This dissertation addresses the fundamental challenges of system heterogeneity and continual task adaptation by advancing efficient fine-tuning and representation-learning strategies. It develops adaptive frameworks that allow distributed models to continuously acquire new knowledge and align knowledge without succumbing to communication bottlenecks or catastrophic forgetting.

First, we introduce a dual-distilled federated learning framework designed to address system heterogeneity and data heterogeneity across edge devices. By leveraging trainable global prototypes with adaptive margins, this approach aligns local representations and logits without requiring clients to share uniform model architectures, ensuring robust knowledge transfer and stable global convergence.

Next, we propose a highly communication-efficient federated framework for Large Language Models (LLMs) utilizing Representation Fine-Tuning. By intervening directly on hidden states rather than model weights and employing an "All-But-Me" aggregation strategy coupled with dynamic Test-Time Computing, this method drastically reduces communication payloads while optimally balancing local personalization and global generalization.
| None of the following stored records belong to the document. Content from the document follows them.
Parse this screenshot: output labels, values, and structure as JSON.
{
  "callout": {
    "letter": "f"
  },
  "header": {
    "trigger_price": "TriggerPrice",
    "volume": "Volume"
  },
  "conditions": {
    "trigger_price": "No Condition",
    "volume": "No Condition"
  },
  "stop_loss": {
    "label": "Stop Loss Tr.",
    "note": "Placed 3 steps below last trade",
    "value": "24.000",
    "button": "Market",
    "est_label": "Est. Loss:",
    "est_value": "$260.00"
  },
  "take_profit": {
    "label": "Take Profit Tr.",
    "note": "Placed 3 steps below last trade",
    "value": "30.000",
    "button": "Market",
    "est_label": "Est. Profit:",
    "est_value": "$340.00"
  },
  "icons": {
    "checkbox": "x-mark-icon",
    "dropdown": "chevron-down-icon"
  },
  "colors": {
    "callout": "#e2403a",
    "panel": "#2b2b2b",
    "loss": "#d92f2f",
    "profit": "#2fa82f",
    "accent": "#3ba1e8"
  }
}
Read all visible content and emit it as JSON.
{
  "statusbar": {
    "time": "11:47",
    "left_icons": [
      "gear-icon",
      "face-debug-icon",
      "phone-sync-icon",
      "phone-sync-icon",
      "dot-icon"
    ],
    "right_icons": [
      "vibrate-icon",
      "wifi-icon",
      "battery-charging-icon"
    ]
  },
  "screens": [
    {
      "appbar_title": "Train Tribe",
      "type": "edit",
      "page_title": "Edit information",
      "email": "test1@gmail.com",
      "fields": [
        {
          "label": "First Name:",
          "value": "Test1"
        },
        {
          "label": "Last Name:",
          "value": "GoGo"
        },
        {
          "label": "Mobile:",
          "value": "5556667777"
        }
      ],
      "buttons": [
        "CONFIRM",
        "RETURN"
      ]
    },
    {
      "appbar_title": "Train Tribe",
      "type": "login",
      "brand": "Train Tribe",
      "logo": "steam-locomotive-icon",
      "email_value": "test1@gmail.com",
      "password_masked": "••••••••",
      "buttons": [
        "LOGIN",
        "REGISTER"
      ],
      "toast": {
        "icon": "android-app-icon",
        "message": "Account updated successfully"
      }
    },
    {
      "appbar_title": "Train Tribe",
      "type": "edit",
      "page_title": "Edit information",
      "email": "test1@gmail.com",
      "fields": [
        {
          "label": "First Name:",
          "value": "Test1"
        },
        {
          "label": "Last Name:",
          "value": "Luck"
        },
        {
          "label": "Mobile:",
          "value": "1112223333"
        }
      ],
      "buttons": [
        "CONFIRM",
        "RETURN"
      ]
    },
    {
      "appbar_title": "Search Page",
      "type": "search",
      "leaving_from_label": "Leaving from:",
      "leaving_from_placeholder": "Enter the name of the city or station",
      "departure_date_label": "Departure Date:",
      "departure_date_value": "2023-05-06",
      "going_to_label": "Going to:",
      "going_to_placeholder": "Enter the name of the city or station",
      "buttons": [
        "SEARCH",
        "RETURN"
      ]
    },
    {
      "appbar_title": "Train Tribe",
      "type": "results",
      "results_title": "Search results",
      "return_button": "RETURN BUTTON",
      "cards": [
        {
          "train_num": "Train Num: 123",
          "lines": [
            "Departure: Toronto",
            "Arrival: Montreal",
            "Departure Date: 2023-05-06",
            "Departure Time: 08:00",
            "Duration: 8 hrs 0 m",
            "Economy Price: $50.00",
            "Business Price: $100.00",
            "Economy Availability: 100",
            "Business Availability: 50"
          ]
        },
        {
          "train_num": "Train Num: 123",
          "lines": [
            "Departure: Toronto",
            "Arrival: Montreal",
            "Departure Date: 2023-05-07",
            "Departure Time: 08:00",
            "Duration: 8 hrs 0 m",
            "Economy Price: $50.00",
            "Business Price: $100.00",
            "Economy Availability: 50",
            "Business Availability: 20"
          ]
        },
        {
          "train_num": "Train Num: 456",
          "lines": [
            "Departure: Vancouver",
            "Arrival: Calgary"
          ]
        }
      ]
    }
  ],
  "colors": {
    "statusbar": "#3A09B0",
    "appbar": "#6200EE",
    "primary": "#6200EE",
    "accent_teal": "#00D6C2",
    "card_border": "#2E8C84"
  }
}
Finally, we present a mixture of Sparse Experts for Task-Agnostic Continual Learning (SETA) to resolve the plasticity-stability dilemma in continual learning for LLMs. This approach utilizes a dynamic Mixture of Sparse Experts to structurally decompose the parameter space, protecting shared representations from semantic drift while freezing task-specific features, enabling models to seamlessly acquire new skills without discarding previously learned knowledge.

Together, these contributions chart a cohesive path toward scalable, resource-aware, and highly adaptive machine learning systems that seamlessly bridge the gap between decentralized efficiency and continual real-world deployment.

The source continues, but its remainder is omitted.